When the Y signal is received, it is opened at the same time and gas is immediately introduced into the motor housing 3 from the outside.

With a TMP with such a configuration, during operation,
When the rotor shaft 2 loses control due to a failure of each magnetic bearing and its control system, a handling error, an earthquake, a wire breakage accident, or other external factors, the magnetic bearing failure detection means 17 causes the failure of the magnetic bearing. The EMERGENCY signal is transmitted to the gas introduction valve 20 provided in the introduction path 19, and the gas introduction valve 20 that receives this signal is opened, and the gas is exhausted from the pump chamber during operation and inside the motor housing 3 in a vacuum state. The gas will be introduced immediately.

However, when the motor housing 3 is filled with gas, the above-described braking action on the rotor shaft 2 and the cooling action on the touchdown bearings 12, 13 and 13 and the action of lowering the friction coefficient are exhibited, so that the rotor is reduced. When the shaft 2 comes into contact with the touchdown bearings 12, 13, 13, which are instantly rotated at tens of thousands of revolutions, the contact time and heat generation and the degree of wear can be shortened and alleviated. That is,
It is possible to minimize the damage that each touchdown bearing receives each time it comes into contact, and to extend its service life.

Regarding the magnetic bearing device to which the present invention is applied,
Of course, the structure is not limited to the structure shown in the illustrated example, but is generally applicable to those using a magnetic bearing. Further, the specific configuration of the magnetic bearing defect detection means does not matter.

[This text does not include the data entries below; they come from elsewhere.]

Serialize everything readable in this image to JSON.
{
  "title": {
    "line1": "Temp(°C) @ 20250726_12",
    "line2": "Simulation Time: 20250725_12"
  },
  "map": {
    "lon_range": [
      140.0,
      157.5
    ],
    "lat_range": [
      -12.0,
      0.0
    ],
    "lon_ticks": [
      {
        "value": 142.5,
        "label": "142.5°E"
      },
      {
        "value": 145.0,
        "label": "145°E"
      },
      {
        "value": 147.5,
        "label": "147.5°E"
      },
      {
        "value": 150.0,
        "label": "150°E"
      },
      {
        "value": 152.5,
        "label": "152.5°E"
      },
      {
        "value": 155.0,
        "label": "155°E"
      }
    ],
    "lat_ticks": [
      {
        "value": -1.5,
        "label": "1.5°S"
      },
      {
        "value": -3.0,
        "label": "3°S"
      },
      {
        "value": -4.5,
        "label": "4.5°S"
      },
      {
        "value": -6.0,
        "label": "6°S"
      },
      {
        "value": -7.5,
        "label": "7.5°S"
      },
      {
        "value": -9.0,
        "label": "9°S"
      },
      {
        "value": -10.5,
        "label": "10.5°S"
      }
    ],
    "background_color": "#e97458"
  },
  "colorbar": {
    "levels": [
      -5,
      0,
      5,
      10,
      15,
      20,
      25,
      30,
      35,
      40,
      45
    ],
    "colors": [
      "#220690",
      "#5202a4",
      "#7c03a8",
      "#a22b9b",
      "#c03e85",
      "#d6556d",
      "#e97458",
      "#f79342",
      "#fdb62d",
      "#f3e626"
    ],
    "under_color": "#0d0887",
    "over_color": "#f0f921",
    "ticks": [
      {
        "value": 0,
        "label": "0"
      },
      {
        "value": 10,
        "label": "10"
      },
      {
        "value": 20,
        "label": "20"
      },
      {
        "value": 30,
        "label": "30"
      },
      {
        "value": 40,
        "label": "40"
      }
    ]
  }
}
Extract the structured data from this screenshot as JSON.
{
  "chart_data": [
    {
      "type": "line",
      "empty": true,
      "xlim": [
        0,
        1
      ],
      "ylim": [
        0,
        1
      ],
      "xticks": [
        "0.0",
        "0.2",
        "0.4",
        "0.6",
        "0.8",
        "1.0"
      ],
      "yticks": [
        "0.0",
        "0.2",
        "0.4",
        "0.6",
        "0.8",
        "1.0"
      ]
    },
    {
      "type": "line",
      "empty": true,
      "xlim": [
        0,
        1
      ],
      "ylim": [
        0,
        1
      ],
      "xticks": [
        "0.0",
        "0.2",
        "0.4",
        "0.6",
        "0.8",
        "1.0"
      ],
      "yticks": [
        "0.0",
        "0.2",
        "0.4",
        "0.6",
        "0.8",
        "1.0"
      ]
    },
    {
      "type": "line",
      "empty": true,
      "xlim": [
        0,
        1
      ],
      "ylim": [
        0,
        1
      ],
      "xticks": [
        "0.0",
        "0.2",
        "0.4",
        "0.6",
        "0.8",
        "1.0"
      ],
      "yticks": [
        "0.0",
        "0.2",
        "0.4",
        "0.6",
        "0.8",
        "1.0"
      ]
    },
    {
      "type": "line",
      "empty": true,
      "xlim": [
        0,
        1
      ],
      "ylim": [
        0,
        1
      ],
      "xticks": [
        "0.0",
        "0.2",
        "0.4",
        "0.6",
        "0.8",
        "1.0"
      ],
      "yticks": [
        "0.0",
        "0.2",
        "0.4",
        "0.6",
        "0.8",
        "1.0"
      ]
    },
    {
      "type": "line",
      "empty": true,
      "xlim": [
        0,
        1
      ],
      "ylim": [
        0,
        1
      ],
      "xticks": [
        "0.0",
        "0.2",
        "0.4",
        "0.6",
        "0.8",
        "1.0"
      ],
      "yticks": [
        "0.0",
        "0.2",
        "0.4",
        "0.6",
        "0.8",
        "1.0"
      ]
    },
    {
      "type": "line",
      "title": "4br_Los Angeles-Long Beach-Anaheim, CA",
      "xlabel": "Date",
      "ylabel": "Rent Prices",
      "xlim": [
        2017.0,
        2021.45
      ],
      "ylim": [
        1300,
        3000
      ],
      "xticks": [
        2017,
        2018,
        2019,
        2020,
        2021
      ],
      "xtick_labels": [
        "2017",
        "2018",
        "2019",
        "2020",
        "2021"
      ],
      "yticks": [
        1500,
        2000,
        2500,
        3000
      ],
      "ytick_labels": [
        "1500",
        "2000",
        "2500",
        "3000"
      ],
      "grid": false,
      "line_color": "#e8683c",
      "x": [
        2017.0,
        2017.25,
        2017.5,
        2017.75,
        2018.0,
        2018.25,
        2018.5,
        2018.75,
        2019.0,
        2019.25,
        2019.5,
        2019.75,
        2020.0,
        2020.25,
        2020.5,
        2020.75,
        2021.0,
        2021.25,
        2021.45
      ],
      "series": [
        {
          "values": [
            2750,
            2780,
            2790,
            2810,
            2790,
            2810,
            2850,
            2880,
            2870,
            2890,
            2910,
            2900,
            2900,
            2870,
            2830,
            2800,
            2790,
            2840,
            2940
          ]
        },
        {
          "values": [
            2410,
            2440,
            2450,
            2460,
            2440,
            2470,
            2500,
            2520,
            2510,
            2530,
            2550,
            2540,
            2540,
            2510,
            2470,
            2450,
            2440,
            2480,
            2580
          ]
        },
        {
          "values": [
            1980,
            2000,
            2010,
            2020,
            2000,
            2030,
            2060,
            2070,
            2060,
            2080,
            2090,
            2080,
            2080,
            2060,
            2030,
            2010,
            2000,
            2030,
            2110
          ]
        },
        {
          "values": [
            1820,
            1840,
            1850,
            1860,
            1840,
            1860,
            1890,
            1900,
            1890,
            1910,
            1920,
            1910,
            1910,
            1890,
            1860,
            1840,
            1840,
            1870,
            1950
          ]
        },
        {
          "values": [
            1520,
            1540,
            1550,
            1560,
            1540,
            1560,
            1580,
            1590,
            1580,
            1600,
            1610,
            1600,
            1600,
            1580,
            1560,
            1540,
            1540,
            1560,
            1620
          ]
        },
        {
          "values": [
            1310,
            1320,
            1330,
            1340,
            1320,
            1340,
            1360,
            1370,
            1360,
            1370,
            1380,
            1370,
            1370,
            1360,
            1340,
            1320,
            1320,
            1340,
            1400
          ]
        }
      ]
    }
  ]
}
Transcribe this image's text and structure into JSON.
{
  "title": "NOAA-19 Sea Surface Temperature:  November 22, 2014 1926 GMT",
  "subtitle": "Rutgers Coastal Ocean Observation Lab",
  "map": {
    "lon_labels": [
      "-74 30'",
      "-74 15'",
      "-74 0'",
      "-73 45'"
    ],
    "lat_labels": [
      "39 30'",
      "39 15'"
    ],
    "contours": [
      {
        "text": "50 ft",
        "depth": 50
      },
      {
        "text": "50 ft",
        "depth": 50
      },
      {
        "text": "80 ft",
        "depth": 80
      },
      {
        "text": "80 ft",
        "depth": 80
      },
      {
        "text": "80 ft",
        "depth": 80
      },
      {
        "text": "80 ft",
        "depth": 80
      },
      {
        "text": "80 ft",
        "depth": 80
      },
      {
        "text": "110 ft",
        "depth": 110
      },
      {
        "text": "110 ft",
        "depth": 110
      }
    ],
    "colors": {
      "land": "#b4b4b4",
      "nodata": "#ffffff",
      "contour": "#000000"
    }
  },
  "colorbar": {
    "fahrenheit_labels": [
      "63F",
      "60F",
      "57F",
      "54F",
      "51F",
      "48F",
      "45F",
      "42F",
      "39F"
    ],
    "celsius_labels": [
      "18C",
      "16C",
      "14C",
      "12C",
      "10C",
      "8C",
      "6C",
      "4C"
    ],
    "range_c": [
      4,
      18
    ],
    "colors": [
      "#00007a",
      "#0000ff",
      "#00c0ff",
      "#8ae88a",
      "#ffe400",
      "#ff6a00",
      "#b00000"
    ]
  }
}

As described in detail above, in the TMP magnetic bearing device of the present invention, when the rotor shaft comes into contact with the touchdown bearing for some reason, the magnetic bearing malfunctions, and the motor housing By immediately introducing gas from the outside to the inside of the rotor, the rotor shaft can be stopped quickly and the touchdown bearing can be protected and cooled by the introduced gas.
Thereby, the damage of the touchdown bearing can be alleviated and the life of the touchdown bearing can be improved. Moreover, the present invention provides a braking force utilizing the viscous resistance of the introduced gas to the rotor shaft that is rotating at high speed inside the motor housing, and does not cause excessive resistance to directly act on the rotor blades. By introducing a sufficient amount of gas into the motor housing at the time of detection, the turbo molecular pump can be brought to an emergency stop within a practically effective time without damaging or damaging the rotor blades.

[Brief description of drawings]

FIG. 1 is a schematic diagram of a partial cross section showing an outline of the TMP bearing device of the present invention. 1 ...... Rotor 2 ...... Rotor shaft 3 ...... Motor housing 5 ...... Radial magnetic bearing 7 ...... Radial magnetic bearing 9 ...... Thrust magnetic bearing 12 ...... Radial touchdown bearing 13 ...... Radial thrust touchdown bearing 17 ... … Magnetic bearing failure detection means 19 …… Gas introduction path 20 …… Gas introduction valve

Claims (1)

(57) [Claims] 1. A turbo molecular pump comprising a magnetic bearing for levitationally supporting a rotor shaft inside a motor housing, and a touchdown bearing for backing up the rotor shaft when the magnetic bearing malfunctions. A magnetic bearing defect detecting means for detecting and a gas introducing system passage for introducing gas into the motor housing are attached, and a gas introducing valve interposed in the gas introducing system passage is used as a bearing of the magnetic bearing defective detecting means. A magnetic bearing device for a turbo molecular pump, which is opened when a defect is detected.